Die Gewerkschaft Kommunikation fordert die Post nun auf, das Projekt bis zum 26. November zurückzunehmen und ein neues Projekt zu präsentieren, das nicht nur betriebswirtschaftliche, sondern auch regional- und sozialpolitische Aspekte berücksichtigt. Ausserdem soll das Projekt Briefpostzentren nicht nur auf der Ost-West-Achse, sondern auch auf der Nord-Süd-Achse vorsehen.

In ihrem Protest unterstützt werden die streikbereiten Postangestellten durch verschiedene Kantonsregierungen. Auch sie sind erbost über die Postspitze und fordern ebenfalls Briefpostzentren auf zwei Achsen. Im Briefzentrum Basel würden 1051 Personen die Arbeit verlieren. Die Kantone Basel-Stadt und Basel-Land haben deshalb am 13. November eine Koordinationssitzung einberufen.

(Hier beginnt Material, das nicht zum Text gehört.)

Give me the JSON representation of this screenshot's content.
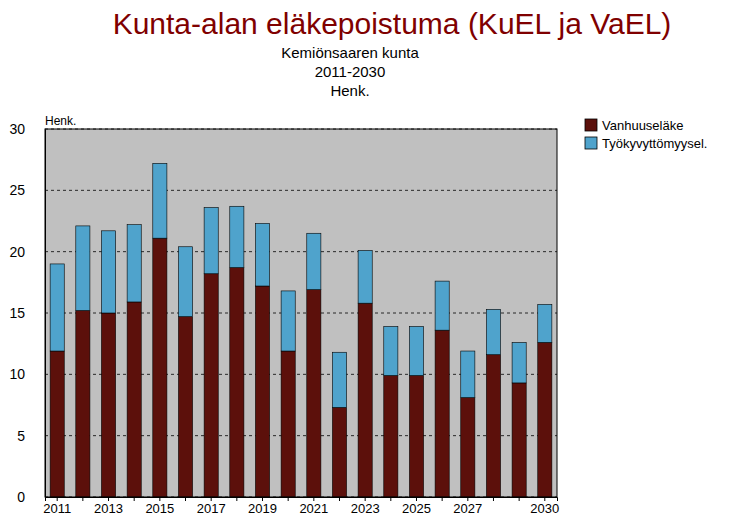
{
  "chart_data": {
    "type": "bar",
    "title": "Kunta-alan eläkepoistuma (KuEL ja VaEL)",
    "subtitle": [
      "Kemiönsaaren kunta",
      "2011-2030",
      "Henk."
    ],
    "y_label": "Henk.",
    "categories": [
      "2011",
      null,
      "2013",
      null,
      "2015",
      null,
      "2017",
      null,
      "2019",
      null,
      "2021",
      null,
      "2023",
      null,
      "2025",
      null,
      "2027",
      null,
      null,
      "2030"
    ],
    "series": [
      {
        "name": "Vanhuuseläke",
        "color": "#5c100b",
        "values": [
          11.9,
          15.2,
          15.0,
          15.9,
          21.1,
          14.7,
          18.2,
          18.7,
          17.2,
          11.9,
          16.9,
          7.3,
          15.8,
          9.9,
          9.9,
          13.6,
          8.1,
          11.6,
          9.3,
          12.6
        ]
      },
      {
        "name": "Työkyvyttömyysel.",
        "color": "#4fa3cc",
        "values": [
          7.1,
          6.9,
          6.7,
          6.3,
          6.1,
          5.7,
          5.4,
          5.0,
          5.1,
          4.9,
          4.6,
          4.5,
          4.3,
          4.0,
          4.0,
          4.0,
          3.8,
          3.7,
          3.3,
          3.1
        ]
      }
    ],
    "ylim": [
      0,
      30
    ],
    "yticks": [
      0,
      5,
      10,
      15,
      20,
      25,
      30
    ],
    "stacked": true,
    "grid": true,
    "legend": "top-right"
  }
}
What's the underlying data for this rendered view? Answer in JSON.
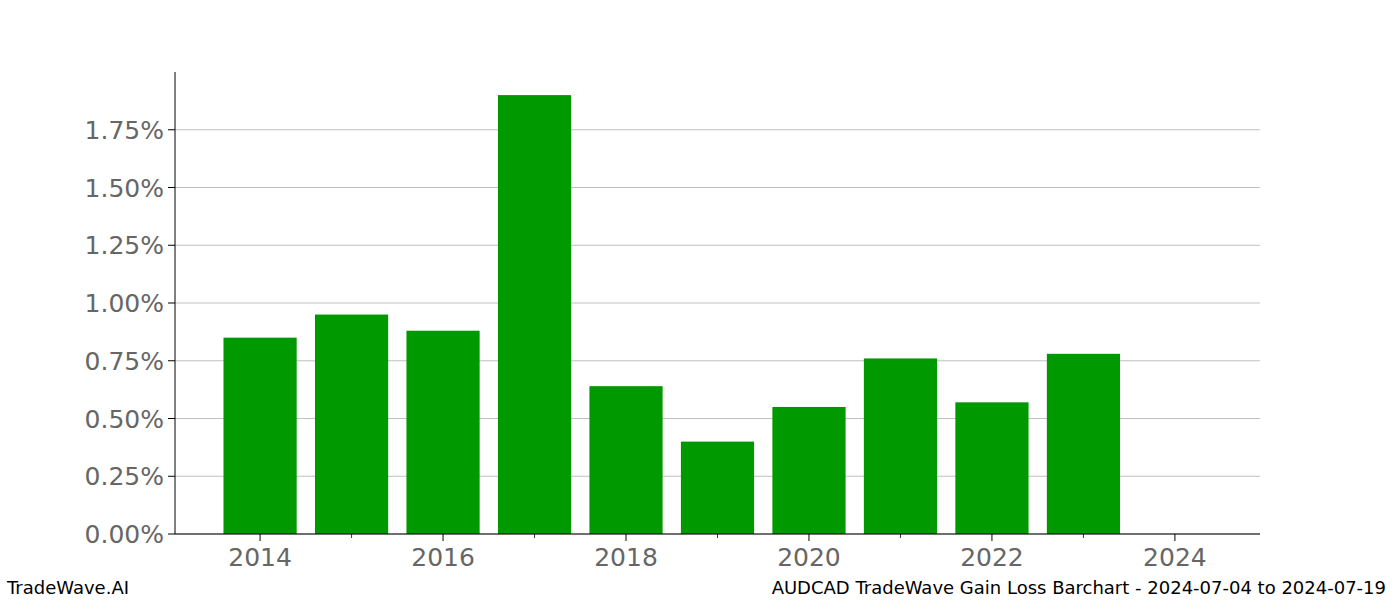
{
  "chart_data": {
    "type": "bar",
    "title": "AUDCAD TradeWave Gain Loss Barchart - 2024-07-04 to 2024-07-19",
    "annotations": [
      "TradeWave.AI"
    ],
    "x": [
      2014,
      2015,
      2016,
      2017,
      2018,
      2019,
      2020,
      2021,
      2022,
      2023
    ],
    "values": [
      0.85,
      0.95,
      0.88,
      1.9,
      0.64,
      0.4,
      0.55,
      0.76,
      0.57,
      0.78
    ],
    "color": "#009900",
    "xlim": [
      2013.07,
      2024.93
    ],
    "xticks": [
      2014,
      2016,
      2018,
      2020,
      2022,
      2024
    ],
    "ylim": [
      0,
      2.0
    ],
    "yticks": [
      {
        "value": 0,
        "label": "0.00%"
      },
      {
        "value": 0.25,
        "label": "0.25%"
      },
      {
        "value": 0.5,
        "label": "0.50%"
      },
      {
        "value": 0.75,
        "label": "0.75%"
      },
      {
        "value": 1.0,
        "label": "1.00%"
      },
      {
        "value": 1.25,
        "label": "1.25%"
      },
      {
        "value": 1.5,
        "label": "1.50%"
      },
      {
        "value": 1.75,
        "label": "1.75%"
      }
    ],
    "grid": true
  }
}
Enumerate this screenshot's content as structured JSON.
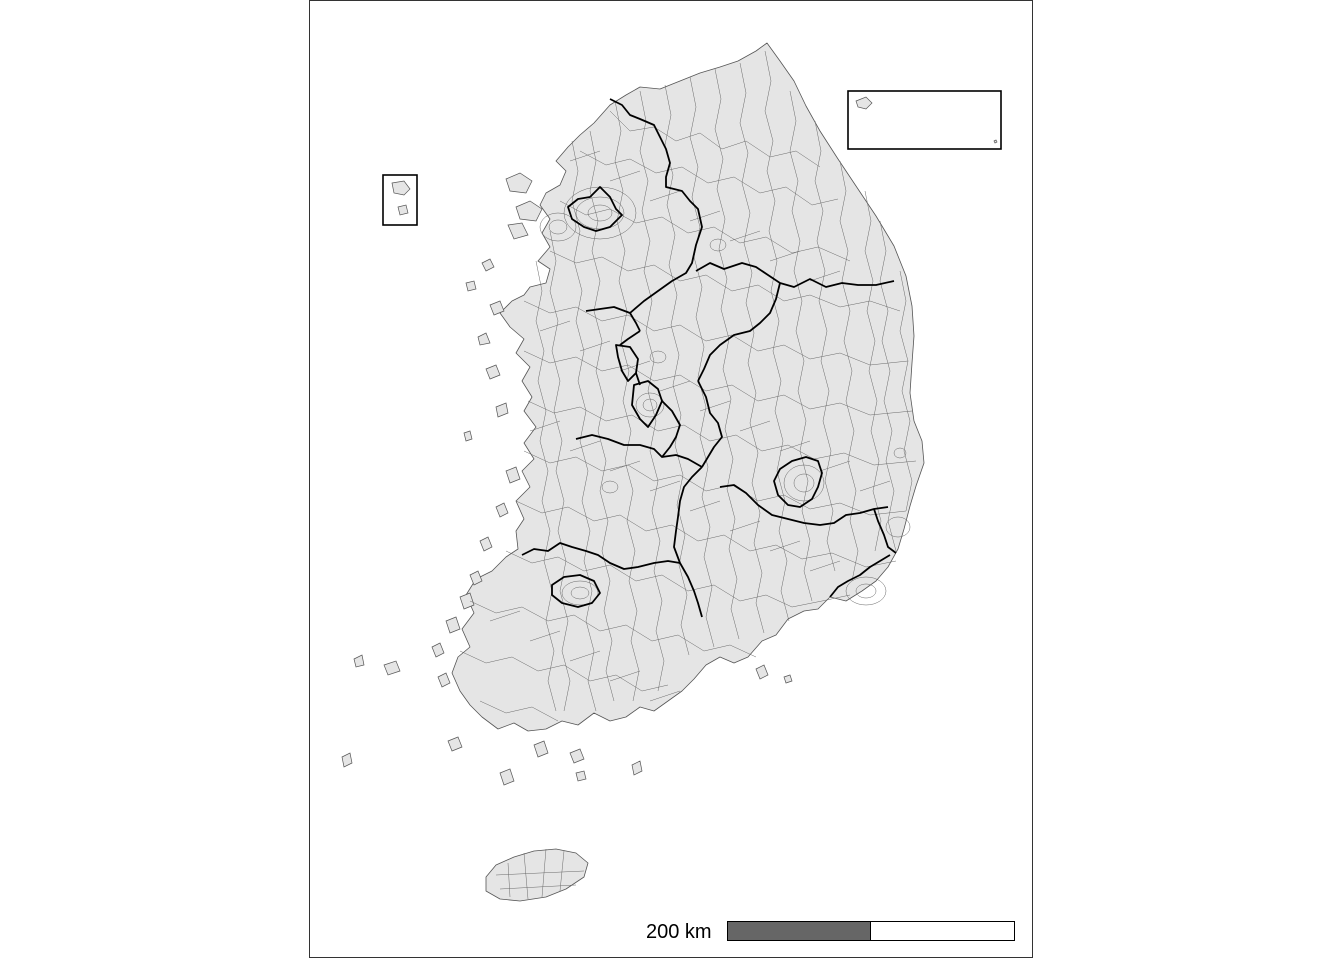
{
  "map": {
    "scale_bar": {
      "label": "200 km"
    },
    "colors": {
      "land": "#e5e5e5",
      "district_border": "#6a6a6a",
      "province_border": "#000000",
      "scale_dark": "#666666",
      "scale_light": "#ffffff"
    }
  }
}
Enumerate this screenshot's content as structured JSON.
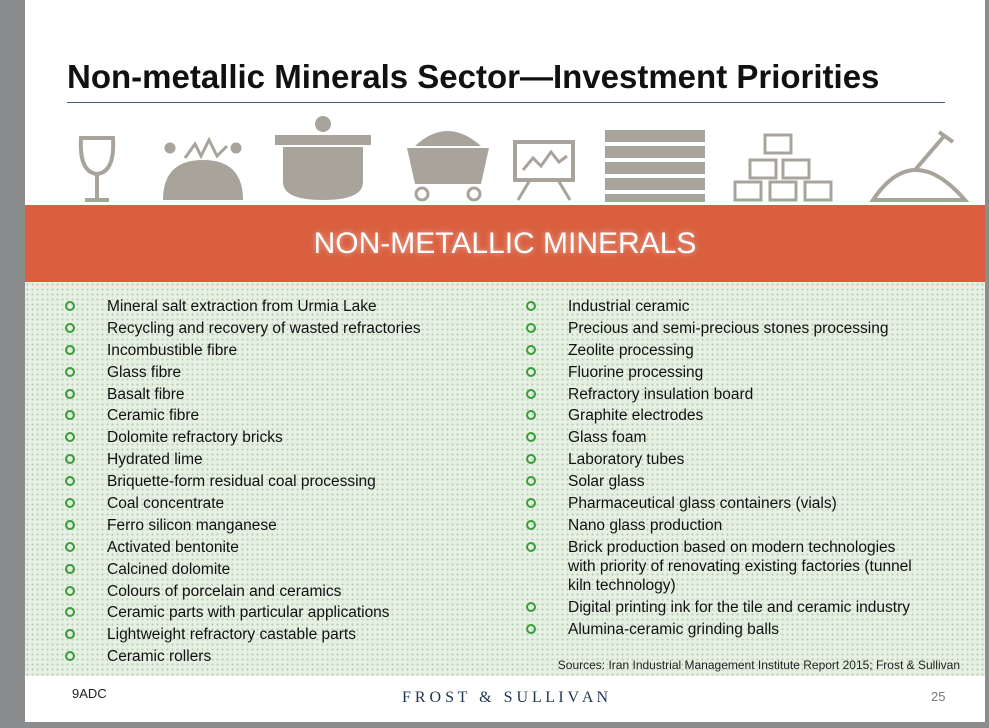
{
  "header": {
    "title": "Non-metallic Minerals Sector—Investment Priorities"
  },
  "banner": {
    "label": "NON-METALLIC MINERALS"
  },
  "lists": {
    "left": [
      "Mineral salt extraction from Urmia Lake",
      "Recycling and recovery of wasted refractories",
      "Incombustible fibre",
      "Glass fibre",
      "Basalt fibre",
      "Ceramic fibre",
      "Dolomite refractory bricks",
      "Hydrated lime",
      "Briquette-form residual coal processing",
      "Coal concentrate",
      "Ferro silicon manganese",
      "Activated bentonite",
      "Calcined dolomite",
      "Colours of porcelain and ceramics",
      "Ceramic parts with particular applications",
      "Lightweight refractory castable parts",
      "Ceramic rollers"
    ],
    "right": [
      "Industrial ceramic",
      "Precious and semi-precious stones processing",
      "Zeolite processing",
      "Fluorine processing",
      "Refractory insulation board",
      "Graphite electrodes",
      "Glass foam",
      "Laboratory tubes",
      "Solar glass",
      "Pharmaceutical glass containers (vials)",
      "Nano glass production",
      "Brick production based on modern technologies with priority of renovating existing factories (tunnel kiln technology)",
      "Digital printing ink for the tile and ceramic industry",
      "Alumina-ceramic grinding balls"
    ]
  },
  "source": "Sources: Iran Industrial Management Institute Report 2015; Frost & Sullivan",
  "footer": {
    "code": "9ADC",
    "brand": "F R O S T   &   S U L L I V A N",
    "page": "25"
  }
}
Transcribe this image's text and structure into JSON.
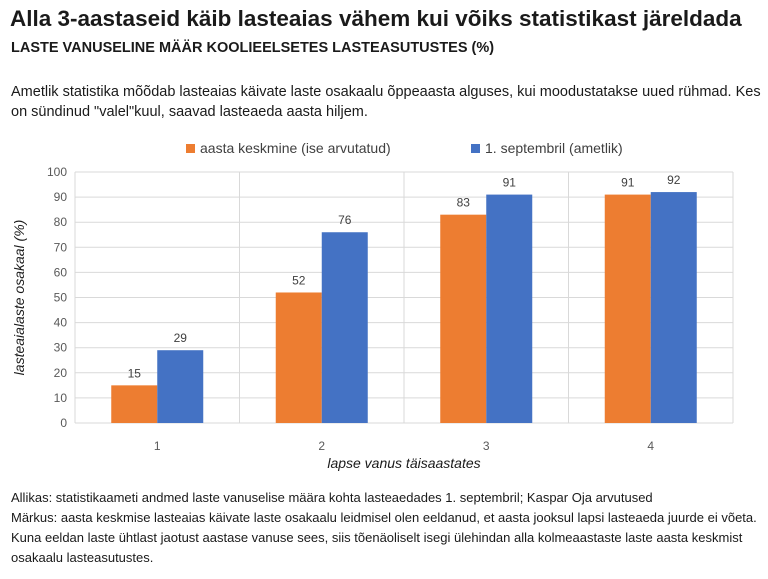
{
  "chart_data": {
    "type": "bar",
    "title": "Alla 3-aastaseid käib lasteaias vähem kui võiks statistikast järeldada",
    "subtitle": "LASTE VANUSELINE MÄÄR KOOLIEELSETES LASTEASUTUSTES (%)",
    "description": "Ametlik statistika mõõdab lasteaias käivate laste osakaalu õppeaasta alguses, kui moodustatakse uued rühmad. Kes on sündinud \"valel\"kuul, saavad lasteaeda aasta hiljem.",
    "categories": [
      "1",
      "2",
      "3",
      "4"
    ],
    "series": [
      {
        "name": "aasta keskmine (ise arvutatud)",
        "color": "#ED7D31",
        "values": [
          15,
          52,
          83,
          91
        ]
      },
      {
        "name": "1. septembril (ametlik)",
        "color": "#4472C4",
        "values": [
          29,
          76,
          91,
          92
        ]
      }
    ],
    "xlabel": "lapse vanus täisaastates",
    "ylabel": "lasteaialaste osakaal (%)",
    "ylim": [
      0,
      100
    ],
    "yticks": [
      0,
      10,
      20,
      30,
      40,
      50,
      60,
      70,
      80,
      90,
      100
    ],
    "grid": true,
    "legend_position": "top"
  },
  "footer": {
    "source": "Allikas: statistikaameti andmed laste vanuselise määra kohta lasteaedades 1. septembril; Kaspar Oja arvutused",
    "note": "Märkus: aasta keskmise lasteaias käivate laste osakaalu leidmisel olen eeldanud, et aasta jooksul lapsi lasteaeda juurde ei võeta. Kuna eeldan laste ühtlast jaotust aastase vanuse sees, siis tõenäoliselt isegi ülehindan alla kolmeaastaste laste aasta keskmist osakaalu lasteasutustes."
  }
}
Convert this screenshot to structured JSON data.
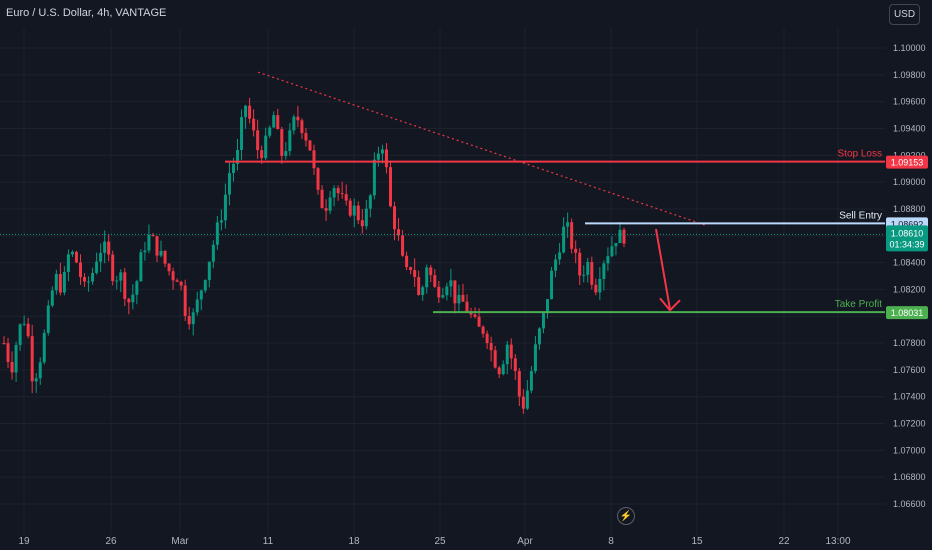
{
  "header": {
    "symbol_title": "Euro / U.S. Dollar, 4h, VANTAGE"
  },
  "currency_button": "USD",
  "logo_icon": "lightning-icon",
  "colors": {
    "background": "#131722",
    "up": "#089981",
    "down": "#f23645",
    "stop_loss": "#f23645",
    "sell_entry": "#bbd9fb",
    "take_profit": "#4caf50",
    "current_price": "#089981",
    "trendline": "#f23645"
  },
  "chart_data": {
    "type": "candlestick",
    "instrument": "Euro / U.S. Dollar, 4h, VANTAGE",
    "ylim": [
      1.065,
      1.1015
    ],
    "y_ticks": [
      "1.10000",
      "1.09800",
      "1.09600",
      "1.09400",
      "1.09200",
      "1.09000",
      "1.08800",
      "1.08600",
      "1.08400",
      "1.08200",
      "1.08000",
      "1.07800",
      "1.07600",
      "1.07400",
      "1.07200",
      "1.07000",
      "1.06800",
      "1.06600"
    ],
    "x_ticks": [
      "19",
      "26",
      "Mar",
      "11",
      "18",
      "25",
      "Apr",
      "8",
      "15",
      "22",
      "13:00"
    ],
    "price_path": [
      [
        1.078,
        1.076
      ],
      [
        1.079,
        1.08
      ],
      [
        1.075,
        1.077
      ],
      [
        1.08,
        1.083
      ],
      [
        1.082,
        1.085
      ],
      [
        1.084,
        1.082
      ],
      [
        1.083,
        1.085
      ],
      [
        1.085,
        1.083
      ],
      [
        1.083,
        1.081
      ],
      [
        1.082,
        1.085
      ],
      [
        1.086,
        1.085
      ],
      [
        1.084,
        1.083
      ],
      [
        1.083,
        1.08
      ],
      [
        1.08,
        1.082
      ],
      [
        1.084,
        1.086
      ],
      [
        1.088,
        1.091
      ],
      [
        1.092,
        1.096
      ],
      [
        1.094,
        1.092
      ],
      [
        1.093,
        1.095
      ],
      [
        1.092,
        1.093
      ],
      [
        1.095,
        1.094
      ],
      [
        1.0925,
        1.089
      ],
      [
        1.088,
        1.09
      ],
      [
        1.089,
        1.088
      ],
      [
        1.088,
        1.087
      ],
      [
        1.088,
        1.092
      ],
      [
        1.093,
        1.088
      ],
      [
        1.086,
        1.083
      ],
      [
        1.084,
        1.081
      ],
      [
        1.084,
        1.082
      ],
      [
        1.082,
        1.083
      ],
      [
        1.081,
        1.081
      ],
      [
        1.08,
        1.079
      ],
      [
        1.079,
        1.077
      ],
      [
        1.076,
        1.078
      ],
      [
        1.076,
        1.073
      ],
      [
        1.075,
        1.078
      ],
      [
        1.08,
        1.083
      ],
      [
        1.085,
        1.087
      ],
      [
        1.085,
        1.083
      ],
      [
        1.084,
        1.082
      ],
      [
        1.084,
        1.085
      ],
      [
        1.086,
        1.086
      ]
    ],
    "horizontal_levels": [
      {
        "name": "Stop Loss",
        "price": 1.09153,
        "label": "1.09153"
      },
      {
        "name": "Sell Entry",
        "price": 1.08692,
        "label": "1.08692"
      },
      {
        "name": "Take Profit",
        "price": 1.08031,
        "label": "1.08031"
      }
    ],
    "current_price": {
      "price": 1.0861,
      "label": "1.08610",
      "countdown": "01:34:39"
    },
    "trendline": {
      "from_price": 1.0982,
      "to_price": 1.0868
    },
    "projection": {
      "from": 1.0868,
      "to": 1.0803
    }
  },
  "labels": {
    "stop_loss": "Stop Loss",
    "sell_entry": "Sell Entry",
    "take_profit": "Take Profit"
  }
}
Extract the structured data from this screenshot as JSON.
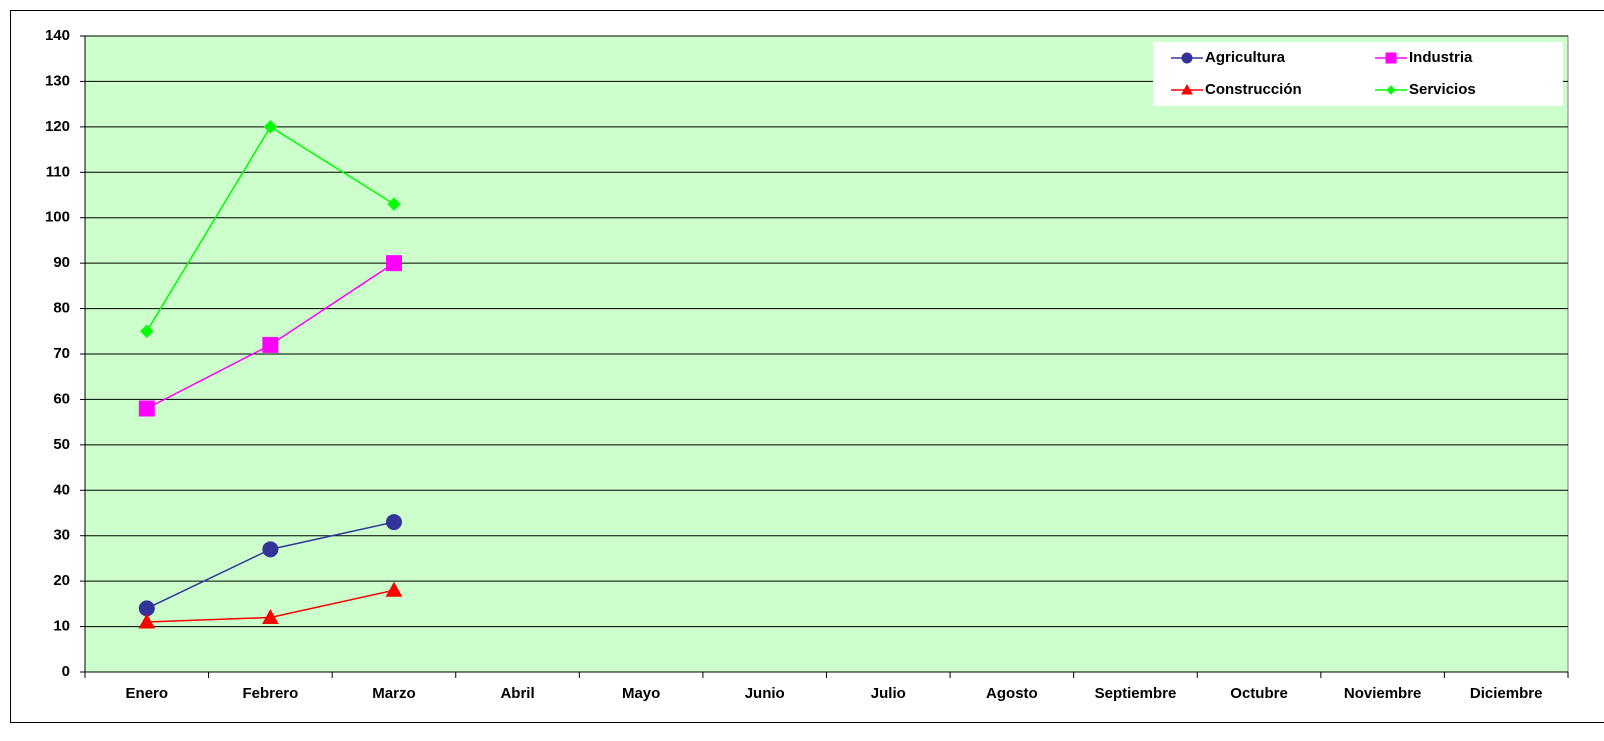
{
  "chart_data": {
    "type": "line",
    "categories": [
      "Enero",
      "Febrero",
      "Marzo",
      "Abril",
      "Mayo",
      "Junio",
      "Julio",
      "Agosto",
      "Septiembre",
      "Octubre",
      "Noviembre",
      "Diciembre"
    ],
    "series": [
      {
        "name": "Agricultura",
        "color": "#333399",
        "marker": "circle",
        "values": [
          14,
          27,
          33,
          null,
          null,
          null,
          null,
          null,
          null,
          null,
          null,
          null
        ]
      },
      {
        "name": "Industria",
        "color": "#ff00ff",
        "marker": "square",
        "values": [
          58,
          72,
          90,
          null,
          null,
          null,
          null,
          null,
          null,
          null,
          null,
          null
        ]
      },
      {
        "name": "Construcción",
        "color": "#ff0000",
        "marker": "triangle",
        "values": [
          11,
          12,
          18,
          null,
          null,
          null,
          null,
          null,
          null,
          null,
          null,
          null
        ]
      },
      {
        "name": "Servicios",
        "color": "#00ff00",
        "marker": "diamond",
        "values": [
          75,
          120,
          103,
          null,
          null,
          null,
          null,
          null,
          null,
          null,
          null,
          null
        ]
      }
    ],
    "ylim": [
      0,
      140
    ],
    "yticks": [
      0,
      10,
      20,
      30,
      40,
      50,
      60,
      70,
      80,
      90,
      100,
      110,
      120,
      130,
      140
    ],
    "grid": true,
    "plot_background": "#ccffcc",
    "legend": "top-right"
  }
}
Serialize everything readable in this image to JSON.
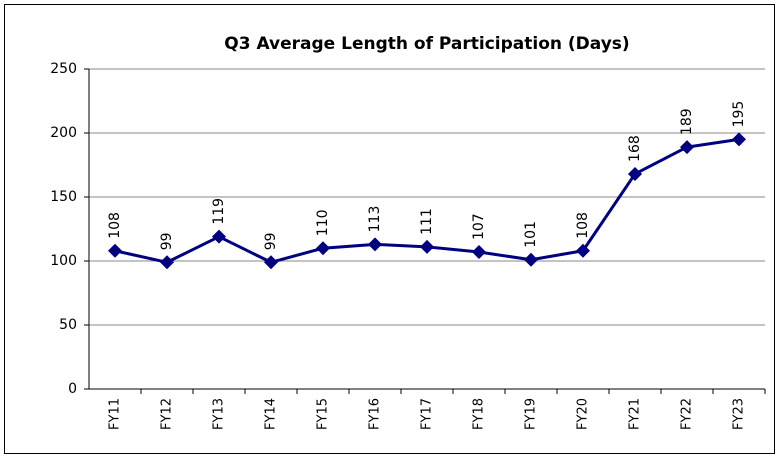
{
  "chart_data": {
    "type": "line",
    "title": "Q3 Average Length of Participation (Days)",
    "categories": [
      "FY11",
      "FY12",
      "FY13",
      "FY14",
      "FY15",
      "FY16",
      "FY17",
      "FY18",
      "FY19",
      "FY20",
      "FY21",
      "FY22",
      "FY23"
    ],
    "values": [
      108,
      99,
      119,
      99,
      110,
      113,
      111,
      107,
      101,
      108,
      168,
      189,
      195
    ],
    "color": "#000080",
    "ylim": [
      0,
      250
    ],
    "yticks": [
      0,
      50,
      100,
      150,
      200,
      250
    ],
    "grid": true
  }
}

Eingeladen waren nationale und kantonale Politiker und Politikerinnen, Vertretungen von Wirtschaftsorganisationen sowie der Gewerkschaften. Das Ergebnis: eine geschlossene Nordwestschweizer Ablehnungsfront gegen das Projekt der Post. Die Region Basel, schreiben die beiden Regierungsräte Ralph Lewin (SP, BS) und Erich Straumann (SVP, BL), sei «nicht länger bereit, in der Schweiz als ‘Randregion’ ausgegrenzt und systematisch benachteiligt zu werden».

Das Mittelland ist nicht die Schweiz

Im Briefzentrum Luzern würden 527 Personen die Arbeit verlieren. Im Auftrag der Kantonsregierung hat das Wirtschaftsdepartement in einem Brief an die Post konkrete Standortvorschläge für ein Luzerner Briefpostzentrum gemacht. Der Kanton will den Standort Luzern unter allen Umständen im Spiel behalten. In einem Kommentar schreibt Thomas Bornhauser, Chefredaktor der «Neuen Luzerner Zeitung», «das Vorgehen der hiesigen Gewerkschaften» verdiene «Verständnis – mehr noch: Unterstützung aus der Region für die Region» (12. November 2002).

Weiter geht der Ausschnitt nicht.